The result is, India has dropped out of America’s investment horizon. On the other hand, in the name of reforming immigration, Obama took special care to introduce in the Immigration Bill, which has been passed by Senate and is awaiting consideration of the House of Representatives, a slew of clauses that would make things exceedingly difficult for India, such as:
·      H1B and L1 visas are priced too high, thus making it next to impossible for Indian IT firms like Infosys and TCS to send workers on specific projects to the US for a limited period;
·      Companies that get 30% or more H1B visa holders will have to pay new fees, a provision that makes it almost futile for companies to structure their business models based on sending teams to work onsite, or “body-shopping”, as the expression goes;
·      In jobs, preference will be given to students educated in the US, a clause that will create a “gold rush” for Indian students to enroll in American colleges—a hugely expensive future national passion; and,
·      Strict restrictions to be put on relatives entitled to migrate.

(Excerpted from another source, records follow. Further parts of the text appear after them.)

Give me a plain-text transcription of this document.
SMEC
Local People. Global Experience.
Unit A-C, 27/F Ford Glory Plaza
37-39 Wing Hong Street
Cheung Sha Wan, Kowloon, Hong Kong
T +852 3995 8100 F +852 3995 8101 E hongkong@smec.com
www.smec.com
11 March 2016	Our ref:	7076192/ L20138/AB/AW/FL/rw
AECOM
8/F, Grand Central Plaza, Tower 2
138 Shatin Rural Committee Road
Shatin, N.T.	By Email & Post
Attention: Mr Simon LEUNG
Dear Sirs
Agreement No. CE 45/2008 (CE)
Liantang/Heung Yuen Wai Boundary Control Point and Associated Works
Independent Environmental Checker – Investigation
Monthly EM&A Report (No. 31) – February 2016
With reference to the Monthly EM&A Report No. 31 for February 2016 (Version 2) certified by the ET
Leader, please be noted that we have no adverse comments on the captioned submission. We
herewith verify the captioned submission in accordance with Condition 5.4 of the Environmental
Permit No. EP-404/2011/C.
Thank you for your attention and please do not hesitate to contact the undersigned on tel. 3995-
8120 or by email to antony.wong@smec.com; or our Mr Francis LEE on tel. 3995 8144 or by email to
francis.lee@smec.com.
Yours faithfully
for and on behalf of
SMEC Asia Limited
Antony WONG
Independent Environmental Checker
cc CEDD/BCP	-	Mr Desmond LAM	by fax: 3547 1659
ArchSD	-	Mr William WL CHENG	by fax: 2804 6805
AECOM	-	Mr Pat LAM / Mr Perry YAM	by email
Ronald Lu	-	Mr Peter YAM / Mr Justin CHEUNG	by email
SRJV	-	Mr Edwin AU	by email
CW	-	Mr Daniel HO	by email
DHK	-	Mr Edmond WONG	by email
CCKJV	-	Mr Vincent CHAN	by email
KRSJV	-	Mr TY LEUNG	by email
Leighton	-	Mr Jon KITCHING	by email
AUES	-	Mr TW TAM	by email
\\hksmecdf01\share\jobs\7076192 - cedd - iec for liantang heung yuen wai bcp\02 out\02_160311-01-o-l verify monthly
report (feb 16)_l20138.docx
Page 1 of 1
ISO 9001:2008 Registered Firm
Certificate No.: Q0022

Obama reportedly carries an idol of Lord Hanuman and admires Mahatma Gandhi. But he greatly dislikes their country. He is currently breaking bread with the notorious Taliban, and has helped them set up a spanking ‘international’ office at Doha. True to their style, the day the Doha office was opened, the Taliban launched a rocket attack on an American military base in Afghanistan, killing four US soldiers. It shows the utter stupidity of Obama’s policy to play the ‘Afghanistan endgame’ by talking to an unreformed Taliban before its planned exit from the country in 2014. It leaves India frightfully insecure, with militant Islamic fundamentalism poised to recapture its west to a depth of 1,500 miles, not to speak of a powerful and cantankerous neighbor in the north. No wonder India is committing its last shirt to buy arms.

An imperialist, like Winston Churchill, was churlish with India because he thought the country could not rule itself. Unfortunately, Obama, the first black US President, hates India not as a superior but like equals who hate each other.